De nombreuses personnalités du monde culturel et universitaire ont également pris position en faveur des grévistes. Les organisateurs du comité de soutien ont reçu la bénédiction du réalisateur Paweł Pawlikowski, de la réalisatrice Monika Strzępka, de l’écrivaine Olga Tokarczuk ou de scientifiques de renom comme l’historien Andrzej Friszke, le physicien Łukasz Turski, l’historienne Maria Janion, l’essayiste Marcin Wicha, la philosophe Halina Bortnowska ou encore le linguiste Jerzy Bralczyk.

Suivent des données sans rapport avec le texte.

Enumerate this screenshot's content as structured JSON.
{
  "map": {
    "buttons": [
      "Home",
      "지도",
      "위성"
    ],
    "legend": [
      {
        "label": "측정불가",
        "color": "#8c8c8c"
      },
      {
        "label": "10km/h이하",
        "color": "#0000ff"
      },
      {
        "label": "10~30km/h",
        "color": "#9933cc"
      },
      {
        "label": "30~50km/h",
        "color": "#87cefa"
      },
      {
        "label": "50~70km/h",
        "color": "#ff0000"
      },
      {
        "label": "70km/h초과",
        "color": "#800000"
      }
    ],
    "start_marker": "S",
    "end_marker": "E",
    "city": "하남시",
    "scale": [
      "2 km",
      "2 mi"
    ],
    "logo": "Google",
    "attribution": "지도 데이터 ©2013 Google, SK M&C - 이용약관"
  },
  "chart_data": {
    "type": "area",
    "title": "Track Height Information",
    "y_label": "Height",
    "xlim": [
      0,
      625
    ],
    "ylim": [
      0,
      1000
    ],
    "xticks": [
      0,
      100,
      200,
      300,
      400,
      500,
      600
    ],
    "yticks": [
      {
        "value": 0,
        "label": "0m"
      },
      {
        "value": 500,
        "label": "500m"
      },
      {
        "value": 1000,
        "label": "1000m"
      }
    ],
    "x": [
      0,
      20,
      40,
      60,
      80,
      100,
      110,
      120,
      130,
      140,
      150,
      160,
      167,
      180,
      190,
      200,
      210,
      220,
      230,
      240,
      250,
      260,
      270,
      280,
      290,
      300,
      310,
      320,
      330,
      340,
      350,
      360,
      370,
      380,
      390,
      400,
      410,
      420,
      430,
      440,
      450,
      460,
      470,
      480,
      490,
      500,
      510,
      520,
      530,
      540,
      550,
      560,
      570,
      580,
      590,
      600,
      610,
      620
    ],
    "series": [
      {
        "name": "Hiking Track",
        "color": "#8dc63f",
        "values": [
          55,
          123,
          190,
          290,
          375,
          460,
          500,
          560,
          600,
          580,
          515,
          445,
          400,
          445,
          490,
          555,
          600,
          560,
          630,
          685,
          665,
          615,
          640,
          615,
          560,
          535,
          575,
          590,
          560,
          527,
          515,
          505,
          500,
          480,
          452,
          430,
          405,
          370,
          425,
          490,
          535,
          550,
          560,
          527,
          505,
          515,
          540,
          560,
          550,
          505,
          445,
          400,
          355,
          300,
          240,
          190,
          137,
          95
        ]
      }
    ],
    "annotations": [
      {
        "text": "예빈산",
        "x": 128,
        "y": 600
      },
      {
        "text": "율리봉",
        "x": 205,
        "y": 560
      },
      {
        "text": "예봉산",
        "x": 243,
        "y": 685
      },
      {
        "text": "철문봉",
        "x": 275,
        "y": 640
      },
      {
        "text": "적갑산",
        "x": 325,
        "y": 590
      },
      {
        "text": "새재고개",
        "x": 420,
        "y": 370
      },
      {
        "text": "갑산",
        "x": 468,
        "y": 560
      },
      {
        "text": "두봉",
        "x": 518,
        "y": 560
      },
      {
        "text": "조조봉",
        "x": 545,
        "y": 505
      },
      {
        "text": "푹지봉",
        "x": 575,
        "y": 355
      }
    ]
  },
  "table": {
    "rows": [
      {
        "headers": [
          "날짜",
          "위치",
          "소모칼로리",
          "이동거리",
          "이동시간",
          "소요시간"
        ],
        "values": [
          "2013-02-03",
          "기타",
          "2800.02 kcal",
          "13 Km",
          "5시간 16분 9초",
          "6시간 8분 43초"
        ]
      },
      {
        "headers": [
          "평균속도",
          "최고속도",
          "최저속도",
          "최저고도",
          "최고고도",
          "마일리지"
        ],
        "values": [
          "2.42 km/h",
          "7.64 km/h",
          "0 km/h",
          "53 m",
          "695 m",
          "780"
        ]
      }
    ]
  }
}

Demande de revalorisation salariale
Avec une croissance moyenne de 3,3 % par an depuis 2013, un taux de chômage passé de 10 à moins de 5 % sur la même période et une augmentation du salaire moyen de 17 %, l’économie polonaise semble bien se porter. Malgré cela, les enseignants et les infirmières émargent autour de 2 400 złotys (554 euros) quand le salaire minimum est de 2 000 złotys et le salaire moyen dans le secteur privé au-dessus de 4 000 złotys brut, y compris pour des postes soumis à des contraintes horaires moins lourdes.
Les chiffres de l’OCDE confirment que, parmi les pays de cette organisation, seuls les profs hongrois, tchèques, slovaques et lituaniens ont des rémunérations inférieures à eux. Pour compenser ces inégalités criantes, les syndicats enseignants – ZNP et FZZ – réclament une revalorisation salariale d’au moins 1 000 złotys.
La chaîne de télévision publique TVP Info a beau faire valoir que « plus de la moitié des écoles ne sont pas en grève », la grève nationale des enseignants qui a débuté lundi matin est massive. Selon les données du ministère de l’Éducation, 48,5 % des établissements scolaires de la maternelle au secondaire avaient gardé portes closes lundi à mi-journée. Le syndicat des enseignants ZNP estime que ces chiffres sont minorés et parle lui de 80% d’établissements en grève et de 600 000 enseignants.